On 05/15/2018 02:14 AM, Mirimir wrote:
On 05/14/2018 06:05 PM, Marina Brown wrote:
On 05/14/2018 07:49 PM, Mirimir wrote:
On 05/14/2018 06:48 AM, grarpamp wrote:
https://efail.de/
https://lists.gnupg.org/pipermail/gnupg-users/2018-May/060315.html
https://efail.de/efail-attack-paper.pdf
https://twitter.com/matthew_d_green/status/995989254143606789
https://news.ycombinator.com/item?id=17064129
https://www.eff.org/deeplinks/2018/05/attention-pgp-users-new-vulnerabilities-require-you-take-action-now

https://arstechnica.com/information-technology/2018/05/critical-pgp-and-smime-bugs-can-reveal-encrypted-e-mails-uninstall-now/



The EFAIL attacks break PGP and S/MIME email encryption by coercing
clients into sending the full plaintext of the emails to the attacker.
In a nutshell, EFAIL abuses active content of HTML emails, for example
externally loaded images or styles, to exfiltrate plaintext through
requested URLs. To create these exfiltration channels, the attacker
first needs access to the encrypted emails, for example, by
eavesdropping on network traffic, compromising email accounts, email
servers, backup systems or client computers. The emails could even
have been collected years ago.

Thanks. That's the clearest explanation I've seen.
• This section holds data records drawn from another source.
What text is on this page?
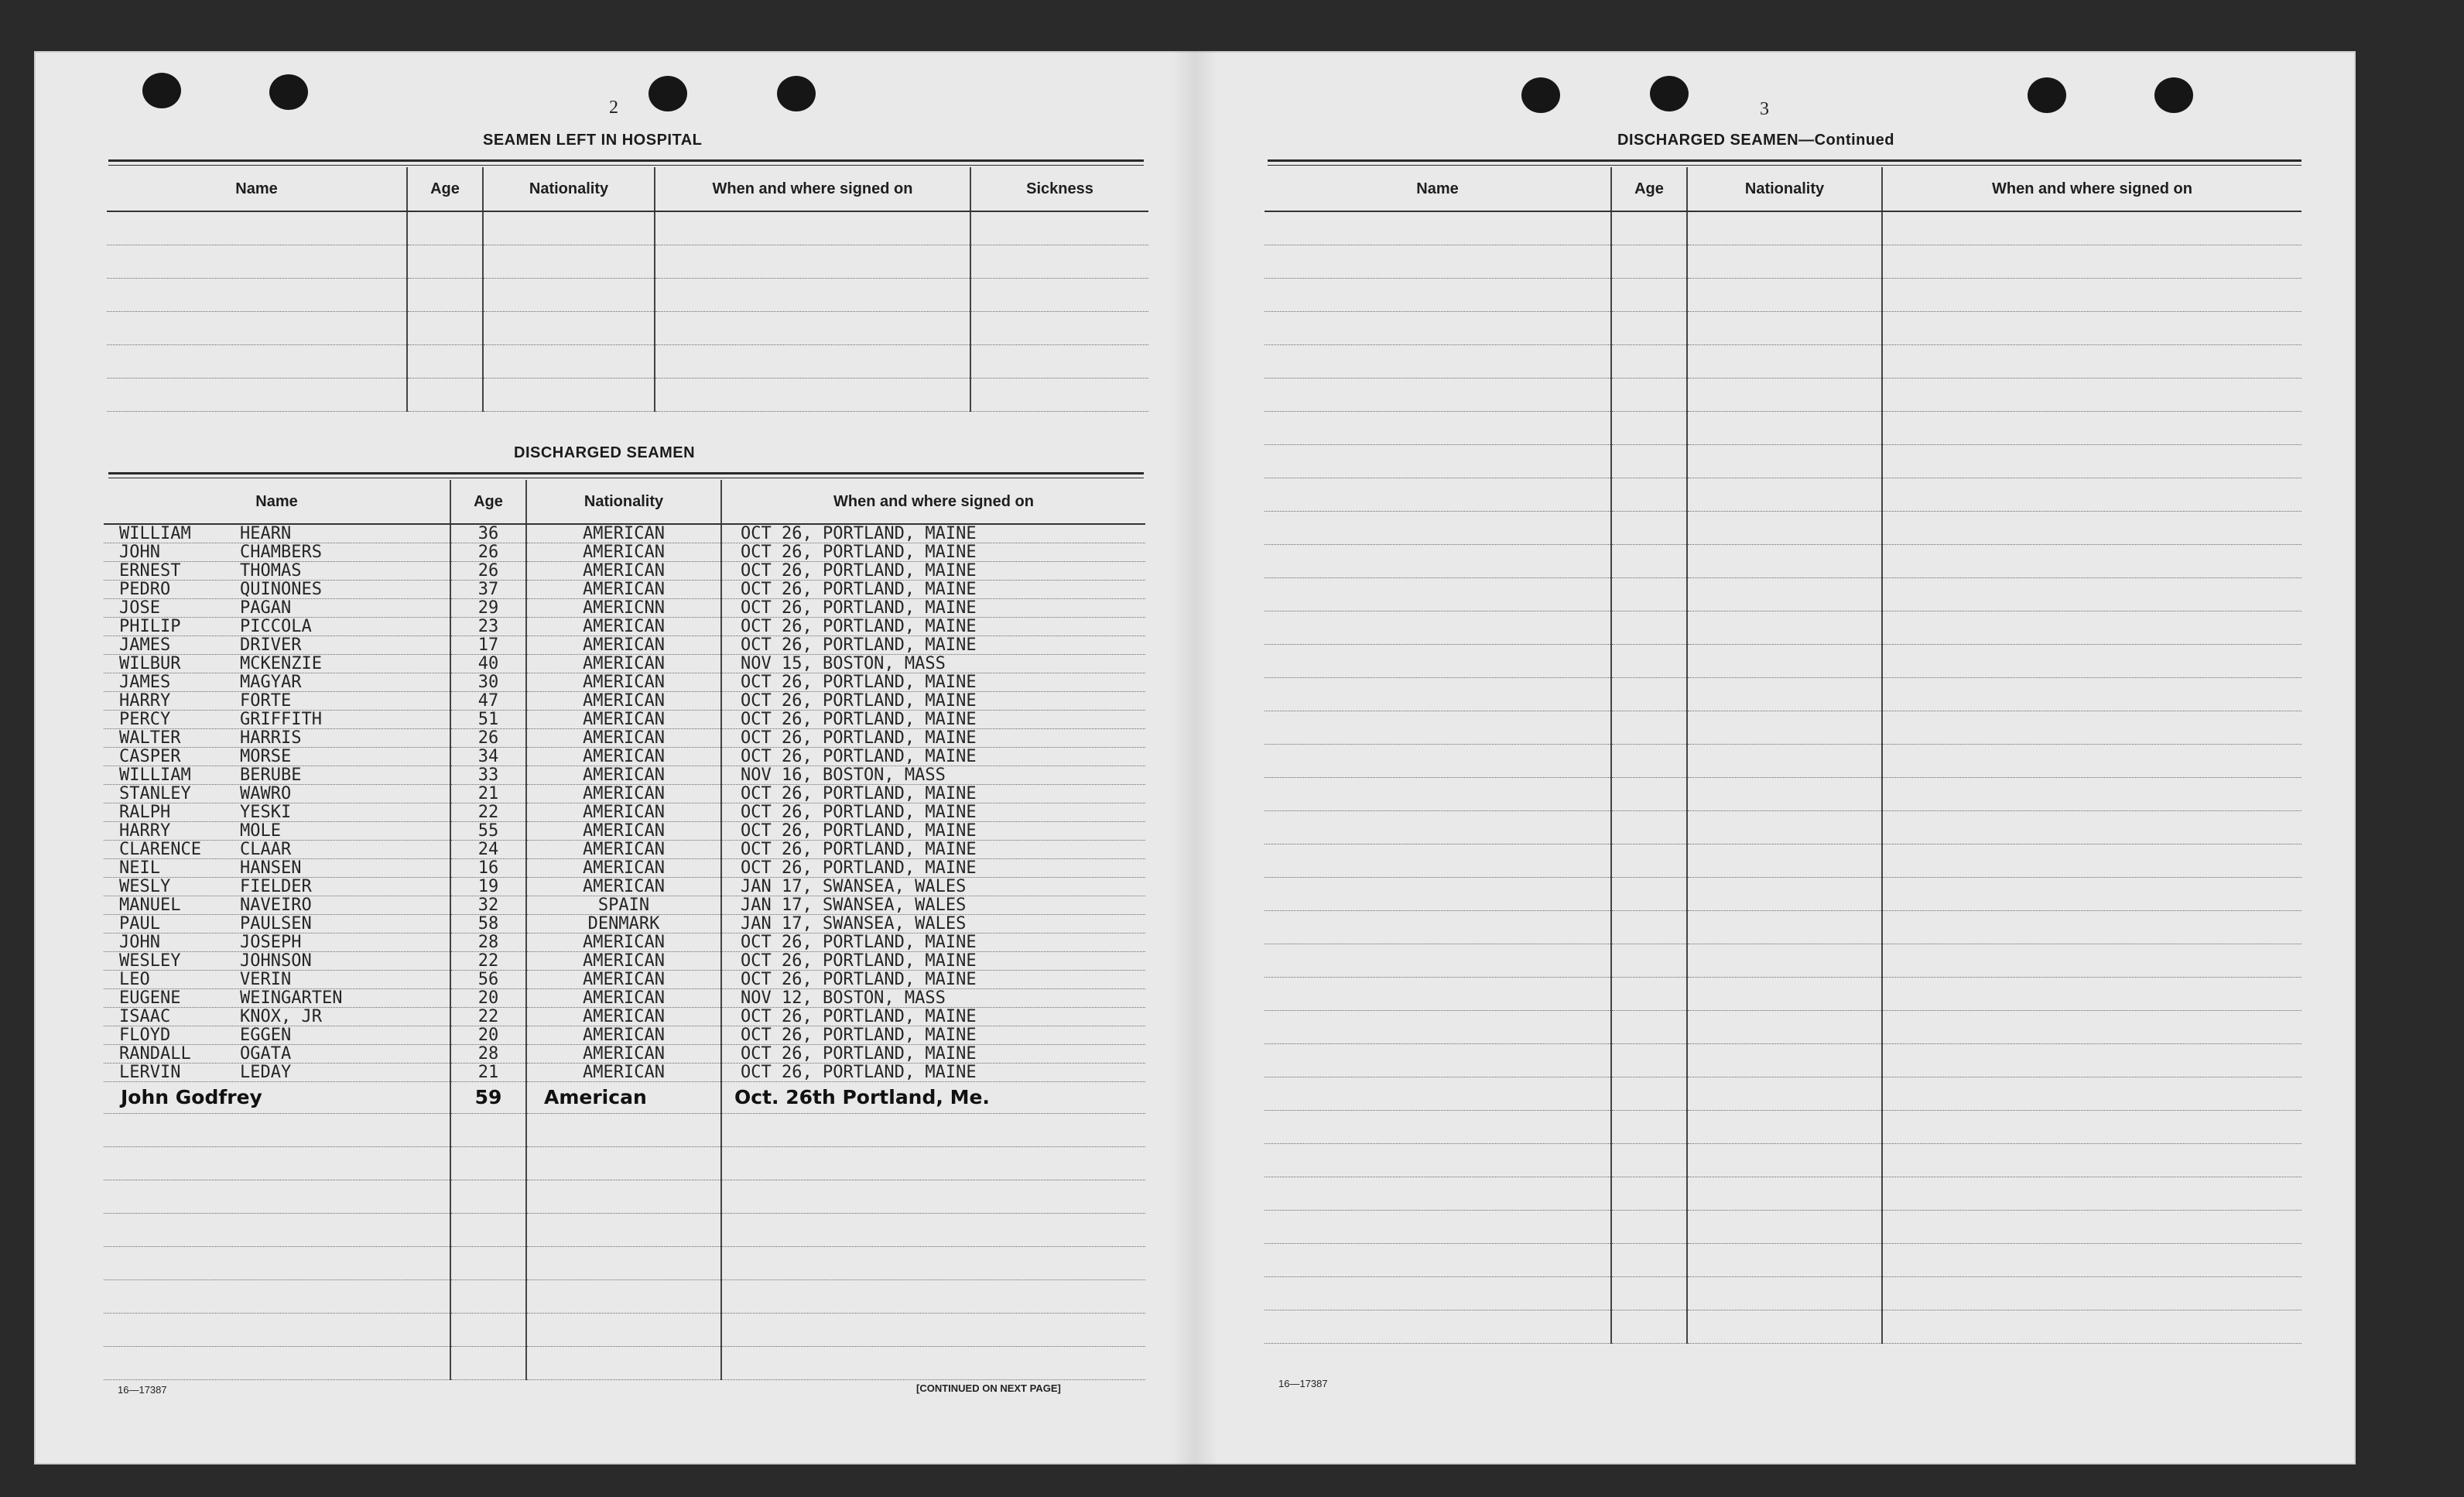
2
SEAMEN LEFT IN HOSPITAL
Name	Age	Nationality	When and where signed on	Sickness

DISCHARGED SEAMEN
Name	Age	Nationality	When and where signed on
WILLIAM HEARN	36	AMERICAN	OCT 26, PORTLAND, MAINE
JOHN CHAMBERS	26	AMERICAN	OCT 26, PORTLAND, MAINE
ERNEST THOMAS	26	AMERICAN	OCT 26, PORTLAND, MAINE
PEDRO QUINONES	37	AMERICAN	OCT 26, PORTLAND, MAINE
JOSE PAGAN	29	AMERICNN	OCT 26, PORTLAND, MAINE
PHILIP PICCOLA	23	AMERICAN	OCT 26, PORTLAND, MAINE
JAMES DRIVER	17	AMERICAN	OCT 26, PORTLAND, MAINE
WILBUR MCKENZIE	40	AMERICAN	NOV 15, BOSTON, MASS
JAMES MAGYAR	30	AMERICAN	OCT 26, PORTLAND, MAINE
HARRY FORTE	47	AMERICAN	OCT 26, PORTLAND, MAINE
PERCY GRIFFITH	51	AMERICAN	OCT 26, PORTLAND, MAINE
WALTER HARRIS	26	AMERICAN	OCT 26, PORTLAND, MAINE
CASPER MORSE	34	AMERICAN	OCT 26, PORTLAND, MAINE
WILLIAM BERUBE	33	AMERICAN	NOV 16, BOSTON, MASS
STANLEY WAWRO	21	AMERICAN	OCT 26, PORTLAND, MAINE
RALPH YESKI	22	AMERICAN	OCT 26, PORTLAND, MAINE
HARRY MOLE	55	AMERICAN	OCT 26, PORTLAND, MAINE
CLARENCE CLAAR	24	AMERICAN	OCT 26, PORTLAND, MAINE
NEIL HANSEN	16	AMERICAN	OCT 26, PORTLAND, MAINE
WESLY FIELDER	19	AMERICAN	JAN 17, SWANSEA, WALES
MANUEL NAVEIRO	32	SPAIN	JAN 17, SWANSEA, WALES
PAUL PAULSEN	58	DENMARK	JAN 17, SWANSEA, WALES
JOHN JOSEPH	28	AMERICAN	OCT 26, PORTLAND, MAINE
WESLEY JOHNSON	22	AMERICAN	OCT 26, PORTLAND, MAINE
LEO VERIN	56	AMERICAN	OCT 26, PORTLAND, MAINE
EUGENE WEINGARTEN	20	AMERICAN	NOV 12, BOSTON, MASS
ISAAC KNOX, JR	22	AMERICAN	OCT 26, PORTLAND, MAINE
FLOYD EGGEN	20	AMERICAN	OCT 26, PORTLAND, MAINE
RANDALL OGATA	28	AMERICAN	OCT 26, PORTLAND, MAINE
LERVIN LEDAY	21	AMERICAN	OCT 26, PORTLAND, MAINE
John Godfrey	59	American	Oct. 26th Portland, Me.

16—17387	[CONTINUED ON NEXT PAGE]
3
DISCHARGED SEAMEN—Continued
Name	Age	Nationality	When and where signed on

16—17387
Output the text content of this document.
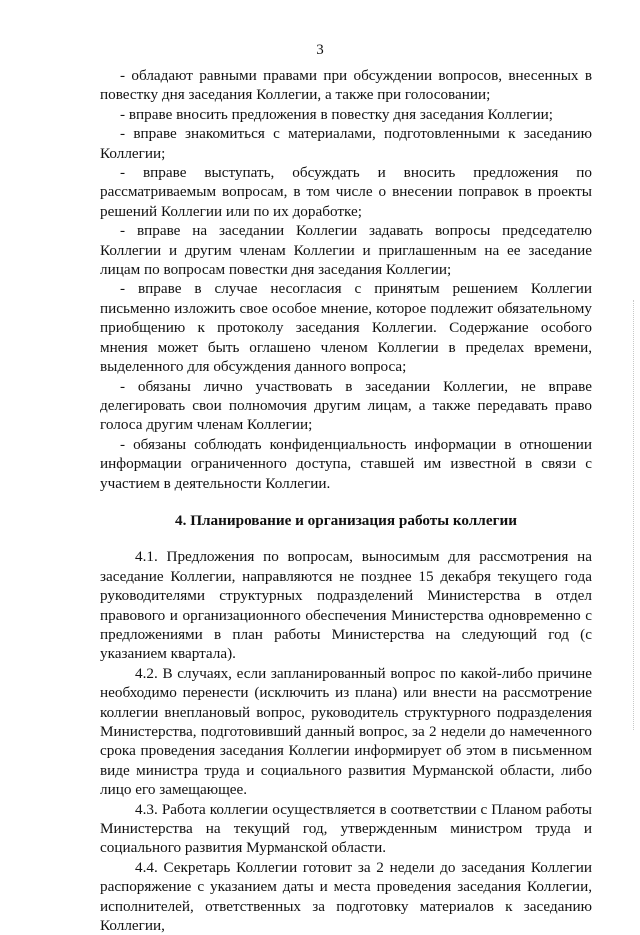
3

- обладают равными правами при обсуждении вопросов, внесенных в повестку дня заседания Коллегии, а также при голосовании;

- вправе вносить предложения в повестку дня заседания Коллегии;

- вправе знакомиться с материалами, подготовленными к заседанию Коллегии;

- вправе выступать, обсуждать и вносить предложения по рассматриваемым вопросам, в том числе о внесении поправок в проекты решений Коллегии или по их доработке;

- вправе на заседании Коллегии задавать вопросы председателю Коллегии и другим членам Коллегии и приглашенным на ее заседание лицам по вопросам повестки дня заседания Коллегии;

- вправе в случае несогласия с принятым решением Коллегии письменно изложить свое особое мнение, которое подлежит обязательному приобщению к протоколу заседания Коллегии. Содержание особого мнения может быть оглашено членом Коллегии в пределах времени, выделенного для обсуждения данного вопроса;

- обязаны лично участвовать в заседании Коллегии, не вправе делегировать свои полномочия другим лицам, а также передавать право голоса другим членам Коллегии;

- обязаны соблюдать конфиденциальность информации в отношении информации ограниченного доступа, ставшей им известной в связи с участием в деятельности Коллегии.

4. Планирование и организация работы коллегии

4.1. Предложения по вопросам, выносимым для рассмотрения на заседание Коллегии, направляются не позднее 15 декабря текущего года руководителями структурных подразделений Министерства в отдел правового и организационного обеспечения Министерства одновременно с предложениями в план работы Министерства на следующий год (с указанием квартала).

4.2. В случаях, если запланированный вопрос по какой-либо причине необходимо перенести (исключить из плана) или внести на рассмотрение коллегии внеплановый вопрос, руководитель структурного подразделения Министерства, подготовивший данный вопрос, за 2 недели до намеченного срока проведения заседания Коллегии информирует об этом в письменном виде министра труда и социального развития Мурманской области, либо лицо его замещающее.

4.3. Работа коллегии осуществляется в соответствии с Планом работы Министерства на текущий год, утвержденным министром труда и социального развития Мурманской области.

4.4. Секретарь Коллегии готовит за 2 недели до заседания Коллегии распоряжение с указанием даты и места проведения заседания Коллегии, исполнителей, ответственных за подготовку материалов к заседанию Коллегии,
Remember the campaign against HTML email ? I do.
We were right.

--- Marina

Right, and its evil child, remote content.

I always disable HTML. And fetching of remote content.

And I have since the 90s. I got that from this list :)

It's funny that these exploits depend on both. And that some on HN put
it all on pgp/gpg, arguing that one can't expect users to know this
stuff. By default, Thunderbird does render HTML. But at least it doesn't
fetch remote content. So Thunderbird+Enigmail users should be safe.


Honestly i'm missing PINE and ELM right about now.